Fun with argv

lawson_whitney at juno.com lawson_whitney at juno.com
Sun Feb 17 10:05:35 CST 2002


On Sun, 17 Feb 2002, Paul Millar wrote:

> I didn't. (and it isn't escaped: think Windows rather than *nix)

Sorry, I can't.  Wine is as close to Windows as I ever got.
I'll think GCOS-8 or MVS if you like, but I don't think it will help.

>
> This command line is _from_ MS's setup.exe calling another program
> acmsetup.exe. I didn't choose to have the quote marks around the
> D:\office\ bit. Setup.exe doesn't do _any_ escaping. It's one of those
> unfortunate things that, in this case, a non-escaped string looks like an
> escaped one. If it didn't, we'd get away with the current command line
> parsing.
>
Okay, that makes a difference.  But you did put in those funky 'a a' and
'"b "B' things, no?
>
> Trying (and succeeding, to some extent ;) to get setup.exe working.
>
> With the single quotes stuff, I was trying to show that there's a space at
> the end of the command line. This turns out to be irrelevent, but I
> thought it worth showing it.
>
> If its too confusing, do
>   sed -e "s/'//g" < email
> and be done with them :^)

Singlle quotes are very useful and not awfully confusing.  What is
confusing is the Windows "cammand line" 8-D.
>
> Nope. Setup.exe passed the command line with something that _looks_ like
> its escaped. Wine's current behavour assumes command lines are escaped and
> acts accordingly, thus it mangled the command line.
>
Okay.  How would it be if we provided for a trailing backslash to not be
interpreted as an escape?  I am afraid if we rip out all escaping and
interpretation of escapes, we are going to make Wine more difficult to
use as a *nix program, which of coourse it is.
>
> Its an awkward command line. I think it illustrates the problem with
> escaping double quotes, because everything gets messed up.
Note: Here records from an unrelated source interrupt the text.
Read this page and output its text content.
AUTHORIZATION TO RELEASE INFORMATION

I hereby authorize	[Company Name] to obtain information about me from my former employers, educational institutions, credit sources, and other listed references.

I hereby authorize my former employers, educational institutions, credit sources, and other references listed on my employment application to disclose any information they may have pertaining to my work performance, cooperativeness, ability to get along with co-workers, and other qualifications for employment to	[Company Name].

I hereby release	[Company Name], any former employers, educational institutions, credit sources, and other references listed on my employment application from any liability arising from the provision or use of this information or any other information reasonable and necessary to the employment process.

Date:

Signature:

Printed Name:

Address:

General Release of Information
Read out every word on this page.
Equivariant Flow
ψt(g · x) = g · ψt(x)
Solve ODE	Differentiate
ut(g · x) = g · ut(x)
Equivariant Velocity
With the fix,
> everything behaves "correctly", and the two extra arguments 'a a' and
> 'b B' are passed to acmsetup.exe correctly (without the offending double
> quotes).
>
The code here doesn't normally see quotes, single or double, after the
shell is done, but intuits that they were there if it sees spaces in a
*NIX argv string, so it puts them back when pasting the line back
together.

>
> I'm trying to fix an inconsistency. The problem is we're currently mixing
> *nix-style command line (which _require_ double quotes to be escaped) with
> Windows-style command lines (which have _no_ escaping). The only way you
> can have the two mixed together is if you remove the possibility of having
> double-quotes in an argument.
>
> 'fraid it can't be wrong. Its what setup.exe does and it works under
> Windows. If we want to support everything in Windows, we have to support
> this too.

Wine is already better than Windows.  Now we just have to get a few
obscure features to work.
>
> Also, (please) correct me if I'm wrong, but AFAIK there is no way of
> putting an escaped double quote into an argument within Windows. It
> doesn't do escaping, so any " is treated as the start of a quoted region.
>
> Because of this "blah\" is perfectly valid in Windows, but wrong on a *nix
> cmd line.

That's what I was afraid of.  \ is handled correctly unless it comes
before " at the end of a string, I think.
>
> Well, more "D:\\office\\", but unfortunately Windows (or at least
> setup.exe) doesn't do it that way.
>
The whole thing was inside '', so you didn't need to escape \, unless it
comes before " or so, I think.
>
> Cheers,
>
> Paul.
>
Lawson

For Windows to triumph it is only necessary that good men do nothing.